Small Intestine and Immune System
Small Intestine and Immune System
By Lennart Cedgård MD and CEO Wasa Medicals
The intestinal ecology is vital in both in the genesis, prevention and treatment of disease.
The mucosal membrane of the intestine, which has an area of around 200m2, is under constant challenge by different kinds of antigens. Not only do we swallow food antigens (60-70 tons throughout a lifetime) and food-borne microbes, but also inhaled particles that become trapped in the respiratory tract and transported up to pharynx are finally swallowed and reach the intestine. Furthermore, the mucosal membrane of the intestine has intimate contact with the normal intestinal microflora. It is therefore not surprising that the intestine contains the largest accumulation of lymphoid tissues in the body. Eighty percent (!) of the lymphocytes in the body are situated in the intestinal wall, in the so-called gut-associated-lymphoid-tissue (GALT). They appear as aggregates in lymph nodules called Peyer's patches and as scattered lymphoid cells in the lamina propria. Further, the intestinal epithelia are seeded by small lymphocytes termed intraepithelial lymphocytes. The GALT is associated with the rest of the lymphatic system via lymphatic vessels directed toward lymph nodules situated in the mesenteric fibrous tissue that lines the small intestine.
The immune system has two major functions, equally important: to react on foreign, dangerous antigens and particles like pathogenic bacteria and viruses and to not react on harmless antigens like food antigen and body tissue. These two functions have shown to be associated with each other.
Intestinal immune responses to bacteria are mainly induced in the Peyer's patches. When lymphocytes (B- and T-cells) in the Peyer's patches are activated by bacterial antigens they start proliferate and leave the intestinal tissue for the blood. They circulate during a couple of days before they settle down somewhere in the mucosa-associated-lymphoid-tissue (MALT), which is the lymphoid tissue associated with all the mucosal membranes in the body like the intestinal, respiratory and urogenital mucosa. Lymphoid tissues of all the mucosal membranes in the body are in this way interconnected. Immunological reactions, like allergic reactions in the intestine are likely to influence the status of other mucosal tissues. When the activated B-cells have settled down they mature and start producing IgA antibodies. Thus, the bacteria induce immunity against themselves. The paradox is that at the same time as the bacteria induce strong immunological reactions against themselves they decrease immunological reactivity against other antigens like food antigens. The mechanism of this is not completely known, but studies have shown that it is difficult to achieve oral tolerance in animals lacking an intestinal microflora while administration of bacterial antigens with the food increases the tolerating effect of feeding. Conversely some bacterial toxins like cholera toxin may break oral tolerance to food antigens so the composition of the intestinal flora is of importance.
Further, studies points to the importance of a higher turn-over of bacteria for the stimulation of the immune system. It is important that the immune system meet with new bacterial antigens continuously.
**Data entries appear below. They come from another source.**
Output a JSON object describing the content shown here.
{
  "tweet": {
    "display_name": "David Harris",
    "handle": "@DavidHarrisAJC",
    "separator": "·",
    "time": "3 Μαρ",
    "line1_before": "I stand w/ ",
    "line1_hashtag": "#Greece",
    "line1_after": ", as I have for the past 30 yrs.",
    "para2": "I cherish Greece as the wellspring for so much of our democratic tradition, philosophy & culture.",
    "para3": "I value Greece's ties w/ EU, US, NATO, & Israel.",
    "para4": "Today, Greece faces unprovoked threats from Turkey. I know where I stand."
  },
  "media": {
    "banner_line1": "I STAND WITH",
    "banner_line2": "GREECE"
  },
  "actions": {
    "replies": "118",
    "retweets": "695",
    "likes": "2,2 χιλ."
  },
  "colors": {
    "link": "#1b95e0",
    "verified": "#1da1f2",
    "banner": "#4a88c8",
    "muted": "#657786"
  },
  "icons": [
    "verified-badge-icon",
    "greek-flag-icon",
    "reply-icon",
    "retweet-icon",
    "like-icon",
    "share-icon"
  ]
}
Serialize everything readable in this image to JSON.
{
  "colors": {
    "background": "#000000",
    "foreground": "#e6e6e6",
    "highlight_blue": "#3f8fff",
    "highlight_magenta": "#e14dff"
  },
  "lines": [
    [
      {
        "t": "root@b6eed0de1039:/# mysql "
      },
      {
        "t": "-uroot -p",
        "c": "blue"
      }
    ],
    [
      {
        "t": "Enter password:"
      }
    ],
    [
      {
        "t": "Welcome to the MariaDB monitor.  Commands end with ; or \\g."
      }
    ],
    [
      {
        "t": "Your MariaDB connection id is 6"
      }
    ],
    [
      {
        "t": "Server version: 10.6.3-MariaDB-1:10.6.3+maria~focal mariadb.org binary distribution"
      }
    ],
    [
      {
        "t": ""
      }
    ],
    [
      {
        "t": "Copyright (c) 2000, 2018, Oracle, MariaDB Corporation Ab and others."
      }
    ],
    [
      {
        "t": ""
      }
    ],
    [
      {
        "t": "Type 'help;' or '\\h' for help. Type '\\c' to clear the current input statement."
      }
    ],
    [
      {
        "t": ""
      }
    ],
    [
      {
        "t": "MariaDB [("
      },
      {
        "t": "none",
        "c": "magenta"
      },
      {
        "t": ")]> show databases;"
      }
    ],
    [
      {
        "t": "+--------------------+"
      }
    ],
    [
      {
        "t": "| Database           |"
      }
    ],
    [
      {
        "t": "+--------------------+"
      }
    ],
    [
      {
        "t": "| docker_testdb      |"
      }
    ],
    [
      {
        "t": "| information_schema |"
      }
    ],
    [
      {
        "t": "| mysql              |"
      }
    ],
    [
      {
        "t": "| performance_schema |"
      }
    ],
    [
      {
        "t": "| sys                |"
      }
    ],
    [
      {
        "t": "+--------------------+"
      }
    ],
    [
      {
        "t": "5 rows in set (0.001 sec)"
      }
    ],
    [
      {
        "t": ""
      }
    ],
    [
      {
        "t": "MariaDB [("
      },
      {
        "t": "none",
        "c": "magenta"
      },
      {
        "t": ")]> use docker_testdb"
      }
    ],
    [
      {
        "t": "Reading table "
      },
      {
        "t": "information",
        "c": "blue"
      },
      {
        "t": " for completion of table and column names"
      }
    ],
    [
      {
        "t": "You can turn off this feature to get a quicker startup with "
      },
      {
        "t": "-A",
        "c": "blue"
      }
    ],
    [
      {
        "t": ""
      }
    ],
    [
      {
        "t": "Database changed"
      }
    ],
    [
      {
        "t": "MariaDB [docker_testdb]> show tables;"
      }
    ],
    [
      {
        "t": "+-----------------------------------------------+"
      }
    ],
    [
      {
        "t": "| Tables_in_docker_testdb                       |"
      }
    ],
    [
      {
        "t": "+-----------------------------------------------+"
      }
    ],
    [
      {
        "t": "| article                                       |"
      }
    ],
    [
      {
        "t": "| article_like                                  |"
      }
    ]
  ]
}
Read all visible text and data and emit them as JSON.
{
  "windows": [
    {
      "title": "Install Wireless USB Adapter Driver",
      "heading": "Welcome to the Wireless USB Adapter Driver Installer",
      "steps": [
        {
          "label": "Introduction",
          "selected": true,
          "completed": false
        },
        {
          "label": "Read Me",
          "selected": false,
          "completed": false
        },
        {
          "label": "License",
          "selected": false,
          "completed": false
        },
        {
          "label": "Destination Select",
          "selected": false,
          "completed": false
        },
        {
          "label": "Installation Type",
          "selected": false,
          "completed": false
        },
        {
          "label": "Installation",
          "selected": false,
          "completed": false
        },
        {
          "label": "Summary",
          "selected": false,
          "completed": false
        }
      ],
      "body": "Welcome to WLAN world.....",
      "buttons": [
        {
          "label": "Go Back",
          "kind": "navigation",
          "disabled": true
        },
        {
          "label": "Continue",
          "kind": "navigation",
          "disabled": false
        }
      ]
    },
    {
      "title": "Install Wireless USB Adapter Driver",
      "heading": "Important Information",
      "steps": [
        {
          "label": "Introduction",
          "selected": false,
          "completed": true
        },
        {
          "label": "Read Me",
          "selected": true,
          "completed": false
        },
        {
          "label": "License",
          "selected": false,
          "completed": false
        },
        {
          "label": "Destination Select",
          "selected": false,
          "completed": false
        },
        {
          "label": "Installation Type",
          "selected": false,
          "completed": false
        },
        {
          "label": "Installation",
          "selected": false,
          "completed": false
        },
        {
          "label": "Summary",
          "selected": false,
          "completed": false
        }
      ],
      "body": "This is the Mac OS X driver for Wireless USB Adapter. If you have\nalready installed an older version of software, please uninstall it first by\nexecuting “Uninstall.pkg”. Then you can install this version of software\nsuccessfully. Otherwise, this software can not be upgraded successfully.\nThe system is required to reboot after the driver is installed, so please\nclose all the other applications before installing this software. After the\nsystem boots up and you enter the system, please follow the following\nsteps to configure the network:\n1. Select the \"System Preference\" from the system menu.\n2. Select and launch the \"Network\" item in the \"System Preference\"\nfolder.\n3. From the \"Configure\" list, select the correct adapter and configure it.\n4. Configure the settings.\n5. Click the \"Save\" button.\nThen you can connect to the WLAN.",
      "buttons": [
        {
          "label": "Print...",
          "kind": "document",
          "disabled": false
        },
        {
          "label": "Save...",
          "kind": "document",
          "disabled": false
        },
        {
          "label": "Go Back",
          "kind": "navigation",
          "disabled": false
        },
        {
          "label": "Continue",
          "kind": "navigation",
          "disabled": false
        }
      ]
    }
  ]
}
As soon as IgA antibodies are produced against a certain bacterial antigen, antibodies bind to the antigen and inhibit it from translocating the intestinal wall and reach the Peyer's patches. The low turn-over of bacteria and the decreased number of bacterial strains in the intestinal microflora of people in the western world may lead to a decreased bacterial stimulation of the immune system which could lead to over-reactivity against other antigens like food antigens.
The immune system of an infant is not fully developed. The intestinal barrier is immature and the capacity to generate IgA-producing cells is inadequate. Bacterial colonisation provides maturational signals to the GALT. Thus, the intestinal microflora is important for the maturation of the immune system in infants. Animals lacking an intestinal microflora have very small Peyer's patches, the level of IgA antibodies in blood is low and the amount of T-cells in the intestinal wall is also decreased.